North Spitsbergen, Svalbard

The dominant climatic gradient of Svalbard is west (warm) to east (cold), rather than south to north as we might expect. The warm, salty water of the North Atlantic Current, the last gasp of the Gulf Stream, warms the west coast of Spitsbergen, bringing surprisingly temperate (if we can use that term in the High Arctic) conditions far to the north.

In 1596 the Dutch expedition of Willem Barents and Jacob von Heemskirk sailed all the way up the ice-free west coast without sighting land until they reached the northwest corner. There they spotted the “sharp peaks” that gave the island its name. Today we saw evidence of these conditions in the rich plant life of Reindeer Flats in northern Spitsbergen, over 79„a North and only 750 or so statute miles to the North Pole.
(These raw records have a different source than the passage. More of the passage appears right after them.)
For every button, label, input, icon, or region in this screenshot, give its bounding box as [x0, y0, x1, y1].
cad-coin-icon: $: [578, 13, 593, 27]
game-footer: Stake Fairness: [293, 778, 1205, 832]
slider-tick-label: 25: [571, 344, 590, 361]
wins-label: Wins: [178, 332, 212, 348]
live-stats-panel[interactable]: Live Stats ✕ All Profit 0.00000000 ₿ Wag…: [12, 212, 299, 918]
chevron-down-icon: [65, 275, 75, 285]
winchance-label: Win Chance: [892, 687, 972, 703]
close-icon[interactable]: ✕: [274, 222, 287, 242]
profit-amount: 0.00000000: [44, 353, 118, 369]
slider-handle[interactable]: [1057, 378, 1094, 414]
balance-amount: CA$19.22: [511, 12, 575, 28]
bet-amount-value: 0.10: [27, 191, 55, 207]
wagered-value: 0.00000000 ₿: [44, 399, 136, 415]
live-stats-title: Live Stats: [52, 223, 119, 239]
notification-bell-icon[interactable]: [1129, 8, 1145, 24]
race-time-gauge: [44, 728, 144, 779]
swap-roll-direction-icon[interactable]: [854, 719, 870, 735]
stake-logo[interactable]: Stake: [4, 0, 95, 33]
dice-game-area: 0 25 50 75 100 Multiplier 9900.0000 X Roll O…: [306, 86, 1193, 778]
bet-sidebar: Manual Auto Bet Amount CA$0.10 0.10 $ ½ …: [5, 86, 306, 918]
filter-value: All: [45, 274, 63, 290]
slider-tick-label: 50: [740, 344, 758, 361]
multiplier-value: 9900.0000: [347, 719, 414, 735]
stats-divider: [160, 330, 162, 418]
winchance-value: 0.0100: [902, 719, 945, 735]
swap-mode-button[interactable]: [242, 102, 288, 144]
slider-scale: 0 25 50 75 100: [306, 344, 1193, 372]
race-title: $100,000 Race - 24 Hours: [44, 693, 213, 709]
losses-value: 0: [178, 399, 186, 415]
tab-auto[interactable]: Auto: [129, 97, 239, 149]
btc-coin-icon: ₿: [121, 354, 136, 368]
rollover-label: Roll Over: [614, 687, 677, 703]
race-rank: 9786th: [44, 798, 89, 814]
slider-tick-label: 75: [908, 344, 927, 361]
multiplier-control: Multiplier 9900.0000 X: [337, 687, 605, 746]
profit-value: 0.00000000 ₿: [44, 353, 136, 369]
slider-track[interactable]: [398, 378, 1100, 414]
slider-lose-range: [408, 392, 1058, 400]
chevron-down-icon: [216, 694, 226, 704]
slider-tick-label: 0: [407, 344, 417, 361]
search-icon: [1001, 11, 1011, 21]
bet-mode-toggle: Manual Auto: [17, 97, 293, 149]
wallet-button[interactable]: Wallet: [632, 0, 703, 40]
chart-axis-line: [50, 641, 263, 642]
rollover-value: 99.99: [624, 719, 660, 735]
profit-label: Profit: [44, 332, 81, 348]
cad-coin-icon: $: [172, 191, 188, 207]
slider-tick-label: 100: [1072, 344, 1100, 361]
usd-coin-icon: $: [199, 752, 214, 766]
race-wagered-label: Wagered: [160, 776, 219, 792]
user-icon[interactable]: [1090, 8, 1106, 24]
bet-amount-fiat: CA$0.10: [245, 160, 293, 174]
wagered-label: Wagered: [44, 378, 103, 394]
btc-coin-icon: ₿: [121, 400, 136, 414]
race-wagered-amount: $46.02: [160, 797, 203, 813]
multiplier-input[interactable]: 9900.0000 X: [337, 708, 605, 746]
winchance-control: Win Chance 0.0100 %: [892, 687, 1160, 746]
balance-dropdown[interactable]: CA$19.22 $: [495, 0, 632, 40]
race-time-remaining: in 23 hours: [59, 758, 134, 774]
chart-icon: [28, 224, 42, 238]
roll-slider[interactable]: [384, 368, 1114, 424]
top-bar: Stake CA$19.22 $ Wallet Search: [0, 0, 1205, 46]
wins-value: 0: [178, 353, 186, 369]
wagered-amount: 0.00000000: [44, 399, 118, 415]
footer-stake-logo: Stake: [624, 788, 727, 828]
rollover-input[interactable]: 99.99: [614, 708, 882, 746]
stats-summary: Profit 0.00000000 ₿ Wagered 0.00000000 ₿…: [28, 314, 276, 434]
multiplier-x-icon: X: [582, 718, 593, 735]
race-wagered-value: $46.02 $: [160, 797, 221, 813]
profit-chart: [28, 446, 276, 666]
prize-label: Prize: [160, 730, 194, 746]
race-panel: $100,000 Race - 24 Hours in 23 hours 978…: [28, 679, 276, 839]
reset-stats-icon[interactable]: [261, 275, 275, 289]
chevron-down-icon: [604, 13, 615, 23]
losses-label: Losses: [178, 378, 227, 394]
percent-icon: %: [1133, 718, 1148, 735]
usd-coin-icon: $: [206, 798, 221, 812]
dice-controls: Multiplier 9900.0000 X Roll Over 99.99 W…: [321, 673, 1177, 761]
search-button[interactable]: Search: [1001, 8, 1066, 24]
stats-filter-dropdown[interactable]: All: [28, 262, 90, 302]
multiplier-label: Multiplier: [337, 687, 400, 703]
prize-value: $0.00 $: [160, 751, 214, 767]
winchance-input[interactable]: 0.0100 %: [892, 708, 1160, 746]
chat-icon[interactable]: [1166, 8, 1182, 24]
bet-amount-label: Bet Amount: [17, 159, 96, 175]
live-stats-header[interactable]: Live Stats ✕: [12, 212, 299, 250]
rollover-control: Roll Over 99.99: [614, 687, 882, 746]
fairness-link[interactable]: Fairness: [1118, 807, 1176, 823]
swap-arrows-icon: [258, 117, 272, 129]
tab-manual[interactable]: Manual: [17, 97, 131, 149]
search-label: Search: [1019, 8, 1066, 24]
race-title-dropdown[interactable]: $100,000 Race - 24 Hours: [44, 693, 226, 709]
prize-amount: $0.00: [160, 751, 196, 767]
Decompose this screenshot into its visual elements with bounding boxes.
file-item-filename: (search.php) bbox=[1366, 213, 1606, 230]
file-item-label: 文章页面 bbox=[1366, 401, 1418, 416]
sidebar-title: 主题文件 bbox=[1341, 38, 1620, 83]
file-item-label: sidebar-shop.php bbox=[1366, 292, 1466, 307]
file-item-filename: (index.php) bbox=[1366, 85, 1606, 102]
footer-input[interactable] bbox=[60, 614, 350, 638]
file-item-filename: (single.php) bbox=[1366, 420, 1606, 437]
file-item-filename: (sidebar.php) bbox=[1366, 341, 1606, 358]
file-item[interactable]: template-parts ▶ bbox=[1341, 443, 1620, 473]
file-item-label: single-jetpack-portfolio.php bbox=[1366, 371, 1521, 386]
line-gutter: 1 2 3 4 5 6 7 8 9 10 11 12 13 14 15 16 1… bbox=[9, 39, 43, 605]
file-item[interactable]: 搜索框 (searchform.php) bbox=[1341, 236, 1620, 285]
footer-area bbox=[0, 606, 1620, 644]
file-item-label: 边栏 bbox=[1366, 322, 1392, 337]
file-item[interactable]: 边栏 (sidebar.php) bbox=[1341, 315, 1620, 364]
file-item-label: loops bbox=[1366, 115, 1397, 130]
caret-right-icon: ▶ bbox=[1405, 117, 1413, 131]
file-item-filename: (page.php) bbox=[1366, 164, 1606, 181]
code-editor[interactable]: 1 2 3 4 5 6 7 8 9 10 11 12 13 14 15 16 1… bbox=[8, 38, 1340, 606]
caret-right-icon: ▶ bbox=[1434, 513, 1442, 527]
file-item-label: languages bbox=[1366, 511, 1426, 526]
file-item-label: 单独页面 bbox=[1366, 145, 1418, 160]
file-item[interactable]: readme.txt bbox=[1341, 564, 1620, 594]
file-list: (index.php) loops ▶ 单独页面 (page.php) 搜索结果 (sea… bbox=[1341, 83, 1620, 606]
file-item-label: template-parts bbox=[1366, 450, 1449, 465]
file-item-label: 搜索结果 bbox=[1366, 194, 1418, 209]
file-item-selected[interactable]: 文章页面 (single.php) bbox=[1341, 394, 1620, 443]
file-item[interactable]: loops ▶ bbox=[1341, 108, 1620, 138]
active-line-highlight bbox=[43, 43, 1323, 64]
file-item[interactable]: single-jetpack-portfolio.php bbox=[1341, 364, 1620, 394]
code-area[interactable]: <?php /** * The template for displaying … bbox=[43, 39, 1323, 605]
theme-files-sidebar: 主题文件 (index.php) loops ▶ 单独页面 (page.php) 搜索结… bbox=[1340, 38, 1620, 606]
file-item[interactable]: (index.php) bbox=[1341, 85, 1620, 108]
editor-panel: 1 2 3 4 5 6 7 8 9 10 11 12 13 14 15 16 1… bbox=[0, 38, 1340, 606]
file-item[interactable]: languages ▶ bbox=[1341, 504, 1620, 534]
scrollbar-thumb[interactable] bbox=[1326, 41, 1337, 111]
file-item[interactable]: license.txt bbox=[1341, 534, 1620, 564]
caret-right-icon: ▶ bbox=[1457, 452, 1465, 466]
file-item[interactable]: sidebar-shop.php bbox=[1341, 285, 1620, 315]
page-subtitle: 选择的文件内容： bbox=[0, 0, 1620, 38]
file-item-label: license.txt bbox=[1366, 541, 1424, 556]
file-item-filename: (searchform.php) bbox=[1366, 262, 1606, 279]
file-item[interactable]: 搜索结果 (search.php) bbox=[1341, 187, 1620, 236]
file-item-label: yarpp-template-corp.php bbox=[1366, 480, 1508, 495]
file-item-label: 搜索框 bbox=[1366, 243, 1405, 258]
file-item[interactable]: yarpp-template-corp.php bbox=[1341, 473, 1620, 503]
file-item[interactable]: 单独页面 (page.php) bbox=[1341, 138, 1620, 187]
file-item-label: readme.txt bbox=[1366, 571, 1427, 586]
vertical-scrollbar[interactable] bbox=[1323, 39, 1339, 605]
In the Arctic, all plant life derives from the shallow, seasonally thawing “active layer” atop the frigid permafrost below, yet tundra plants flower profusely in the short summer season. We walked over tundra vegetation rich in saxifrage species, and carefully stepped around mats of mountain avens, members of the rose family, adorned with flowers of ivory and yellow. We saw the small purple flowers of the moss campion concentrated on the warmer south-facing side of the mat, thus serving as an “arctic compass.”

Evidence of use of the vegetation by reindeer and migratory geese was all around us. Some spotted a small group of Svalbard reindeer far in the distance. They were busily feeding, for they must lay on a thick layer of fat in the summer in order to endure the long, cold, and dark northern winter. The cold and dark will also soon reclaim the lonely grave of a German soldier who perished here while manning a weather station in 1944.

Our ship continued farther into Liefdefjorden to reach Monacobreen, a large glacier named to honor Albert I Grimaldi, Prince of Monaco and a great supporter of oceanographic research in the late 19th and early 20th Centuries. His mapping of the faces of glaciers in his yacht the Princess Alice provides a reference against which to chart glacial retreat over the past 115 or so years.

At Monacobreen we cruised by kayak and Zodiac through recently calved glacial ice. The abundance of ice floating in the fjord is evidence that the glacier is active, and we heard the occasional thunder as tons of ice fell from the glacier face. Where freshwater streams emerge from beneath the glacier we found hordes of kittiwakes feeding on marine organisms that are shocked by the mixing of fresh and salt water. Our cruising was interrupted by three Swedish Vikings who emerged from the fog, not to plunder but to offer welcome cups of hot chocolate served with or without additives.

The continuous daylight of the Arctic summer allowed us to continue our exploration after dinner. Our ship took us to Moffen Island, just above 80„a North. Male walrus gather on this low, atoll-like island where they lie together in walrus heaps, to warm the skin while they complete their annual molt. The island is a sanctuary dedicated to the walrus. Even at the designated distance of 300 meters we could marvel at these pinniped behemoths seen on the beaches through the intermittent fog.

And then we turned our ship toward the north in search of the Arctic pack ice.